PTEG's strategy and policy was determined by the Directors General of the PTEs, who met every quarter. It administered a number of specialist task groups which bring together professionals from across the pteg network to focus on specific policy areas and to share expertise and good practice. The PTEG Support Unit, based in Leeds, co-ordinated PTEG's activities and acted as a central point of contact.
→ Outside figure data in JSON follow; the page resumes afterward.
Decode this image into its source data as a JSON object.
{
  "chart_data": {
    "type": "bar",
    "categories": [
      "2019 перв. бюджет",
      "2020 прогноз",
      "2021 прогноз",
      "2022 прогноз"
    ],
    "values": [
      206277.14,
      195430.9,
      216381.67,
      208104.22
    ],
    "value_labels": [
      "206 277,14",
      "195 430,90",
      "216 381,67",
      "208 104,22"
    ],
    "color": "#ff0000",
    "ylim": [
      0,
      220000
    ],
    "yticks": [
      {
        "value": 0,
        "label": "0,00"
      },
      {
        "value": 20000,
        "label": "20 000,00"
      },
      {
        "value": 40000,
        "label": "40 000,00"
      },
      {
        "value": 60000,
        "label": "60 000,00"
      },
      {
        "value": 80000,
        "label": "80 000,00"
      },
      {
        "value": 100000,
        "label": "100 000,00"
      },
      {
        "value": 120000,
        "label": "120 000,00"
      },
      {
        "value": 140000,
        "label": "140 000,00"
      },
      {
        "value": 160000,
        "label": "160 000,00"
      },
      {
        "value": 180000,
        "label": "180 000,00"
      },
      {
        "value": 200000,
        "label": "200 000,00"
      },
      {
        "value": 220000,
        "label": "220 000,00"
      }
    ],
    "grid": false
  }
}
PTEG became Urban Transport Group in 2018.

==Similar authorities==
===United Kingdom===
A similar body, Transport for London, exists in Greater London. In shire county areas of England, similar functions are carried out by county councils.

====Scotland====
All of Scotland is now divided into Regional Transport Partnerships:

The seven RTPs are:
- Shetland Transport Partnership (ZetTrans)
- Highlands and Islands Transport Partnership (HITRANS)
- North-East of Scotland Transport Partnership (Nestrans)
- Tayside and Central Scotland Transport Partnership (Tactran)
- South-East of Scotland Transport Partnership (SESTRAN)
- Strathclyde Partnership for Transport (SPT)
- South-West of Scotland Transport Partnership (SWESTRANS)

===Other countries===
- Transit district is a similar type of organisation in the United States.
- In the Czech Republic, integrated public transport systems (integrovaný dopravní systém) have been set up by most regions to facilitate the unification of transport conditions and fare structure across various companies operating public transport in the region under a PSO contract.
- In Germany there are similar types of organisations for the big cities with surroundings, called Verkehrsverbund. They handle both bus and rail bound traffic.
- In Sweden there are similar types of organisations, called Trafikhuvudman (traffic responsible). Every county have to have at least one. All handle bus traffic and most also train traffic, and sometimes boat traffic. For some counties there are separate organisations for train traffic covering several counties.
- In Norway every county has the responsibility of organising local traffic. This is done through a department (9) or through companies (8) which might cover two counties. This always includes bus traffic, and often boat traffic. The actual vehicle operation is done by private companies through PSO contracts. Tram and metro traffic are operated by some cities, but are, ticket-wise, included in the county authority. Railway traffic is maintained by the Norwegian Railway Directorate, but are sometimes included in monthly passes sold by the county authority.
- In France regions or local authorities (communautés de communes, communautés d'agglomération, communautés urbaines or métropoles) are responsible for transportation as Autorités d'Organisation de la Mobilité.